LLM-Safety Evaluations Lack Robustness (Position paper)
(Tim Beyer, Sophie Xhonneux, Simon Geisler, Gauthier Gidel, Leo Schwinn, Stephan Günnemann)
Current safety alignment research efforts for large language models are hindered by many intertwined sources of noise, such as small datasets, methodological inconsistencies, and unreliable evaluation setups. This can, at times, make it impossible to evaluate and compare attacks and defenses fairly, thereby slowing progress. We systematically analyze the LLM safety evaluation pipeline, covering dataset curation, optimization strategies for automated red-teaming, response generation, and response evaluation using LLM judges. At each stage, we identify key issues and highlight their practical impact. We also propose a set of guidelines for reducing noise and bias in evaluations of future attack and defense papers. Lastly, we offer an opposing perspective, highlighting practical reasons for existing limitations. We believe that addressing the outlined problems in future research will improve the field's ability to generate easily comparable results and make measurable progress.
Flow-Based Density Ratio Estimation for Intractable Distributions with Applications in Genomics
(Egor Antipov*, Alessandro Palma*, Lorenzo Consoli*, Stephan Günnemann, Andrea Dittadi, Fabian J. Theis)
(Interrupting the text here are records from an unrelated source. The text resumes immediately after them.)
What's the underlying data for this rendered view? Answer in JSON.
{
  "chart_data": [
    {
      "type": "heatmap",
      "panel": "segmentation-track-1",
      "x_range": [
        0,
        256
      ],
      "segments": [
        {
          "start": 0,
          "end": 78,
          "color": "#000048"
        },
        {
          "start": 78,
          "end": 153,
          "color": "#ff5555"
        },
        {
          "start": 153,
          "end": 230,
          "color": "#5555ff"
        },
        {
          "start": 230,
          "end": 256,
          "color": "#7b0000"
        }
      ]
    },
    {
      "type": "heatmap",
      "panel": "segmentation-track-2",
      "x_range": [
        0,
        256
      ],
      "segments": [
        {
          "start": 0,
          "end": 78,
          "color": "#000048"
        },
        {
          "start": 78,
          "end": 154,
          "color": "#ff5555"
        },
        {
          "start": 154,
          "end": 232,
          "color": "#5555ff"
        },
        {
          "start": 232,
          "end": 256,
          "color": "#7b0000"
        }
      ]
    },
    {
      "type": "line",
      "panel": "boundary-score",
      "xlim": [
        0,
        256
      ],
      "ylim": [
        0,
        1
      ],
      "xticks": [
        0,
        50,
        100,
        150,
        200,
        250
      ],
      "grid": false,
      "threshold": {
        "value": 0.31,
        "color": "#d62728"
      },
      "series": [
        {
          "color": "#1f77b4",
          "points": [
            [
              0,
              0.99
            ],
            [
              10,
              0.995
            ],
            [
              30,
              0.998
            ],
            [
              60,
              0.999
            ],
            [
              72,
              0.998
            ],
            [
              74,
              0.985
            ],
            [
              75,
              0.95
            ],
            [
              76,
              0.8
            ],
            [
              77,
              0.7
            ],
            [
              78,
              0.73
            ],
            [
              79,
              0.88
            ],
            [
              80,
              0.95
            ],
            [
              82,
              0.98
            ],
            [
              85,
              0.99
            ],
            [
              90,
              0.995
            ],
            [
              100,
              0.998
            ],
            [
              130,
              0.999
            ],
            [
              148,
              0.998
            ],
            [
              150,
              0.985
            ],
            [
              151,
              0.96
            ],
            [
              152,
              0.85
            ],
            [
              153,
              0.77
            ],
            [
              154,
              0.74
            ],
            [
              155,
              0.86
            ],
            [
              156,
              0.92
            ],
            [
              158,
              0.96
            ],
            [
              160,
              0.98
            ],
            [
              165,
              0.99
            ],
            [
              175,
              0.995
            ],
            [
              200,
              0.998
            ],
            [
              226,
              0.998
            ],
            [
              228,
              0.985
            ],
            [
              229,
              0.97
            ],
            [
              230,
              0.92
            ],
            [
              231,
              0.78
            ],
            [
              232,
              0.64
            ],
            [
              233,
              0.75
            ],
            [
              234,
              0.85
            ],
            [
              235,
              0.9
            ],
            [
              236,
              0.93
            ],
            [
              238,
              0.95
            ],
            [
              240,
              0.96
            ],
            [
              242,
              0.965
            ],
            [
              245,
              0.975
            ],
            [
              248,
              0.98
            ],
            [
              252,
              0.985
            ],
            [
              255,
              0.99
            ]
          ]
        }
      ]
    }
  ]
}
Density Ratio Estimation (DRE) between conditional distributions is a fundamental problem in probabilistic modeling, underpinning tasks such as comparing the likelihoods of empirical samples under different covariates. A natural approach to approximating likelihood ratios is to separately estimate the numerator and denominator likelihoods with distinct normalizing flow models over the data points and then compose their ratio. However, this method requires simulating as many integrals as compared to likelihoods, hence it is costly and accumulates compounding discretization errors along the way. In this work, we alleviate this problem by deriving a single ordinary differential equation that directly tracks the ratio as samples travel along generative trajectories from data back to noise, thereby making the ratio dynamics explicit by composing learned velocity fields and score functions from a conditional flow model. One simulation, two conditions, no redundant integral solves. On synthetic benchmarks, this beats both naive likelihood evaluation and score-based ratio estimators, with lower error and faster runtime as dimensionality grows. In single-cell genomics, we release scRatio, a tool grounded in our framework for cellular data analysis. In this applied setting, every cell carries a gene expression profile measured under some experimental condition. The payoff is immediate: scRatio scores individual cells for differential abundance across perturbations, detects batch effects before and after correction, identifies synergistic drug combinations, and stratifies patient-specific cytokine responses, all within a unified likelihood-based framework.